Today, as deeply as my heart is shattered and breaking for my own loss as well as the tremendous loss my children are experiencing, I stand in awe of my daughter.


She is not like other fifteen year old girls.  She has witnessed too much heartache and unspeakable sorrow.  She has matured beyond childhood in many ways, and yet is still just a girl who deeply loves and desperately needs her Dad.


As she ventures forward in this life, learning, growing, navigating complex relationships; my prayer is…


*that her loss both strengthens and softens her. 
*that the horrors her eyes have witnessed somehow bring a deeper acceptance of and compassion for others.
*that the love affair between her Daddy and me built enough memories in her young mind for her to know what a strong marriage centered on the foundation of Christ is like.  Not that we were perfect, but that even through our imperfections, God made us perfect for each other.  I pray she finds the one who God is already molding to be hers and that she is sensitive to the work He is doing to prepare her for him. 
*that she continues to lean hard into God.  Praying earnestly and listening intently as He guides her through the final years of adolescence into adulthood.

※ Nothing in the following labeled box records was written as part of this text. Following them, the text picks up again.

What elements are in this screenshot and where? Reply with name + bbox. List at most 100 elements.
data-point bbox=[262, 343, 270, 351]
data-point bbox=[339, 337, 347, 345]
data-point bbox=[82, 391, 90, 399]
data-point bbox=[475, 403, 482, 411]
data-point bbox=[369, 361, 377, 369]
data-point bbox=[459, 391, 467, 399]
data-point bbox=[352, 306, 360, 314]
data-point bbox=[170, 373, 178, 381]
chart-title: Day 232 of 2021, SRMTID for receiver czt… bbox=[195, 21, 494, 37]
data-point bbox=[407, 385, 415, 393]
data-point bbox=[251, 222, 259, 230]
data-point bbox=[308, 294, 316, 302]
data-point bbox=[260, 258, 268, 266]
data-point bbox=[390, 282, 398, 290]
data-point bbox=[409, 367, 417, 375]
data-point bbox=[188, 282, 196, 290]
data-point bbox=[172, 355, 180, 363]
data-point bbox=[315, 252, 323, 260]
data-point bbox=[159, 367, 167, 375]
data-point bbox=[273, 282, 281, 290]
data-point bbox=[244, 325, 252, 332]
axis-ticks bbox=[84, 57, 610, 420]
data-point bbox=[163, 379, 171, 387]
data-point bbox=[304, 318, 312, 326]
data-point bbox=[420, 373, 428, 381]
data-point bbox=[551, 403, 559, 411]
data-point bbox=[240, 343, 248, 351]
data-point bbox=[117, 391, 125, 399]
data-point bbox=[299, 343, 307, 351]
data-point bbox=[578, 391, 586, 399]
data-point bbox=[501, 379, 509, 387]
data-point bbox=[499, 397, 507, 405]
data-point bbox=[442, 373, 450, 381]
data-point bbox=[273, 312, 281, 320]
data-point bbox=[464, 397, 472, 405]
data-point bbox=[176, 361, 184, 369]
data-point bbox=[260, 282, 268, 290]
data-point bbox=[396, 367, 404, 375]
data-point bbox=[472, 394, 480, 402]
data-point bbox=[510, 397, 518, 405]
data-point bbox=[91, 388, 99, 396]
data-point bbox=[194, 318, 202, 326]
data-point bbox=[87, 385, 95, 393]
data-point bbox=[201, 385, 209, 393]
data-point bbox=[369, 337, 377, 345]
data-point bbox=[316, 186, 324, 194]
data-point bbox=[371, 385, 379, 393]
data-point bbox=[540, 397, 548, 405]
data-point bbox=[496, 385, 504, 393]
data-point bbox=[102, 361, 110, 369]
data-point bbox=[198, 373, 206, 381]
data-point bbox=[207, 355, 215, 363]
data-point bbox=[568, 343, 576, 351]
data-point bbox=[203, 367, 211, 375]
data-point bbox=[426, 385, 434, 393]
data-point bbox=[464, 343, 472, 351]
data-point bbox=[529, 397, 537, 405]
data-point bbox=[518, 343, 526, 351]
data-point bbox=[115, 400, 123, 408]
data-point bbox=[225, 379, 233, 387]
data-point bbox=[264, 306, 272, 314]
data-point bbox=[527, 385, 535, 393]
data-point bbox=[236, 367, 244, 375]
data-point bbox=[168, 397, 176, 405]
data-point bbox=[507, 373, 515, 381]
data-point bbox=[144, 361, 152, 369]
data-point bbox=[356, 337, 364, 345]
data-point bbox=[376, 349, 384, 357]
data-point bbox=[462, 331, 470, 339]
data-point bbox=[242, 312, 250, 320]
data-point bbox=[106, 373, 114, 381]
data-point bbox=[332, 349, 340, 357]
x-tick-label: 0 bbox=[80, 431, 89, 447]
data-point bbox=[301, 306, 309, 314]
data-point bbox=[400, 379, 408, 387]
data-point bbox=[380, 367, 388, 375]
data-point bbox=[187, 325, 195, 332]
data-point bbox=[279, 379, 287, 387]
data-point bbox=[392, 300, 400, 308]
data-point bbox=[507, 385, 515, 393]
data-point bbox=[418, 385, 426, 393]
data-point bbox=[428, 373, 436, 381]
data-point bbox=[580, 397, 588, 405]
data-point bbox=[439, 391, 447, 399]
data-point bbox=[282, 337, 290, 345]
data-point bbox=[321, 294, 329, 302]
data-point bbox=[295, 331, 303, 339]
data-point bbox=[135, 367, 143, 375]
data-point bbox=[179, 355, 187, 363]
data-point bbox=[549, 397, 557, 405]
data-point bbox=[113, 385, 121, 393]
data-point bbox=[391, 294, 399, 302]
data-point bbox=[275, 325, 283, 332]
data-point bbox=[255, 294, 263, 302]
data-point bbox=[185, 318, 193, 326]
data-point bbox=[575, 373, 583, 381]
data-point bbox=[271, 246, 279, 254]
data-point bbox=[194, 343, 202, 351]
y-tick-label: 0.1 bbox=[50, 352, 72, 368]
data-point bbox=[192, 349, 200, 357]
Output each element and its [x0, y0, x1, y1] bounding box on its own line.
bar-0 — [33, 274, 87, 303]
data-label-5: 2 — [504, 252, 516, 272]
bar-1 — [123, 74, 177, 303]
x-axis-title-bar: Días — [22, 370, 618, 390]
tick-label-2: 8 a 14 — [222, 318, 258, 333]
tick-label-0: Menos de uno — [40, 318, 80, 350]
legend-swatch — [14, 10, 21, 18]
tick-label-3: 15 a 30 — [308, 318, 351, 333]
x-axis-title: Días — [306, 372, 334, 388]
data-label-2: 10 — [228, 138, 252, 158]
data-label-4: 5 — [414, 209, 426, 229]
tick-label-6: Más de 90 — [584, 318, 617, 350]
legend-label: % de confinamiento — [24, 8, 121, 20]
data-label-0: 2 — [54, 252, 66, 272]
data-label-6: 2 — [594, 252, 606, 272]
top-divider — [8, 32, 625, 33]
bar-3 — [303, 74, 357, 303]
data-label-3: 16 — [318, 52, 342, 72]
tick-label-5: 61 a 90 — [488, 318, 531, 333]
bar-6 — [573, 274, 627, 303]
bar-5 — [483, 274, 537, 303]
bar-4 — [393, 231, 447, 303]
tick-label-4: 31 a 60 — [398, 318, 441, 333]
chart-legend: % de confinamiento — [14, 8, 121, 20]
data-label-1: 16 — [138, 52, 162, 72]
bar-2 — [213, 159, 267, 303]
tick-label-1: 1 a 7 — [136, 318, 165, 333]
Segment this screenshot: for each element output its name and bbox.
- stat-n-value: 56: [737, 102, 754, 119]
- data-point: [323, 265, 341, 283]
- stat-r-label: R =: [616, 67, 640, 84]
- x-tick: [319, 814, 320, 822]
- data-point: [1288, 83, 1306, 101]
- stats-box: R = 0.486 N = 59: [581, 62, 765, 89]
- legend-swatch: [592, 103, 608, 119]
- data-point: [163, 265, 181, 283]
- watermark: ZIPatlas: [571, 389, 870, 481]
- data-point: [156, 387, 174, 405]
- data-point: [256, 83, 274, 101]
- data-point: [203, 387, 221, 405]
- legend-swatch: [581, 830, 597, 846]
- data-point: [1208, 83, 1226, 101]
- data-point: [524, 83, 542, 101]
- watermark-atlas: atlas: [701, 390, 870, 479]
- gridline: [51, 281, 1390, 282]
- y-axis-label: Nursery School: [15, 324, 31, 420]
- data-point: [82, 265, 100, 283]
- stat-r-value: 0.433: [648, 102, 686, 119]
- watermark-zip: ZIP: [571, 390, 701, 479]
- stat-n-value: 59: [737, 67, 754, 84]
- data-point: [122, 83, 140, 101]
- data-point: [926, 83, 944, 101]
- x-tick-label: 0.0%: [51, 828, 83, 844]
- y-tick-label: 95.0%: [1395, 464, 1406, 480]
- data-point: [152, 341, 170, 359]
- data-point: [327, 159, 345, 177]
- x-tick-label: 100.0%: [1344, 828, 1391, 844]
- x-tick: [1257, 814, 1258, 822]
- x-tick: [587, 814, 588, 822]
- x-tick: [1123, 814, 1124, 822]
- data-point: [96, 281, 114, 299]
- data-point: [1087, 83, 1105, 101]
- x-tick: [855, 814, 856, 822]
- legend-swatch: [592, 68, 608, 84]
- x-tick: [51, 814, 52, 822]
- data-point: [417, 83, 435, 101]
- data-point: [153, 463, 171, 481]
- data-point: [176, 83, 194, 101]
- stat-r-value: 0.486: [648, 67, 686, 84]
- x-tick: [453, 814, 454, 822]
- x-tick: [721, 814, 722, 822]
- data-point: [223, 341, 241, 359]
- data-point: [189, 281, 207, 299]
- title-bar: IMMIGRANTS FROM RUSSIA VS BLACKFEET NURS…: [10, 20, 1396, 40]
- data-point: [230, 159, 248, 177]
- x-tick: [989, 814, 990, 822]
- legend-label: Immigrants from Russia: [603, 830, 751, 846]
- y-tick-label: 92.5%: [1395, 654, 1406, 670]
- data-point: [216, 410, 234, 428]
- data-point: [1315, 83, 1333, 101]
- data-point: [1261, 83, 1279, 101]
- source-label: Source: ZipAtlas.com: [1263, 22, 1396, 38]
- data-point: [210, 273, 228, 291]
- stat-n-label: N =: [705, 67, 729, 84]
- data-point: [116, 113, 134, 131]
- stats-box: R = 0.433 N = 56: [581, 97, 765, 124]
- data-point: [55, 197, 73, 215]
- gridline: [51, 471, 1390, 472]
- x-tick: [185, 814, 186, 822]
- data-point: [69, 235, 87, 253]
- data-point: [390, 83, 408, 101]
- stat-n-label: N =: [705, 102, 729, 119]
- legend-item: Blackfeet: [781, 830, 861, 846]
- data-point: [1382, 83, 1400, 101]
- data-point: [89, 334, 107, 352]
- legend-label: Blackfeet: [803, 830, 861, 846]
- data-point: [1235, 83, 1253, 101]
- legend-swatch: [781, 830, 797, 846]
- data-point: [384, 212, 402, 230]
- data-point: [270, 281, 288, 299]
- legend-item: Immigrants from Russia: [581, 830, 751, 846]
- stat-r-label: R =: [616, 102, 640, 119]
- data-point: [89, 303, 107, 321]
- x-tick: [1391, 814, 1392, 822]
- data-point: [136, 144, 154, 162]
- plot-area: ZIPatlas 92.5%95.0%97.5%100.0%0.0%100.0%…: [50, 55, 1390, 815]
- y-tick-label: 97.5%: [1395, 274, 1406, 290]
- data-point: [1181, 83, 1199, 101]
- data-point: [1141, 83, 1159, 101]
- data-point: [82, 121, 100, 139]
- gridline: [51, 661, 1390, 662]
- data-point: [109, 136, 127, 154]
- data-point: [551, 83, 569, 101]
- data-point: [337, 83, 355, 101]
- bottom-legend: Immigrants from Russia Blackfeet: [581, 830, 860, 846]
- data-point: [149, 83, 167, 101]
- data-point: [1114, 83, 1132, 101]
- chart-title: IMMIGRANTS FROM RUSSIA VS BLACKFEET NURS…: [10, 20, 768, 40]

Her healing process will continue until she draws her own final breath.  She has many firsts without her Dad yet to experience, many tears yet to cry, and many frustrations yet to overcome.

She lost too much far too soon.  She has walked a difficult path for years and is finally emerging into the light of living life fully again.  In many ways, she reminds me of a butterfly.  She has had to spend a great deal of time immersed in darkness, and it has made her who she is.  The layers of a happy, loving childhood; intense trauma and sorrow; fierce love and loyalty, they intricately interlace to form beautiful wings that will help her fly.

And fly, she will.  She loves deeper.  She dreams bolder.  She sees the value and goodness in a person quickly.  There is a strength that radiates from her soul that can only come from Christ.

I am honored to be her Momma and proud to watch God working in her life.

Father God, You promise to be a Father to orphans.  Your steadfast love and righteousness are gifts for generations of those who fear You.  I lift the children of each widow who reads this to Your throne right now.  Lord, guide them in your ways, comfort them as only You can, and transform their pain into something beautiful that brings glory to You.  Amen.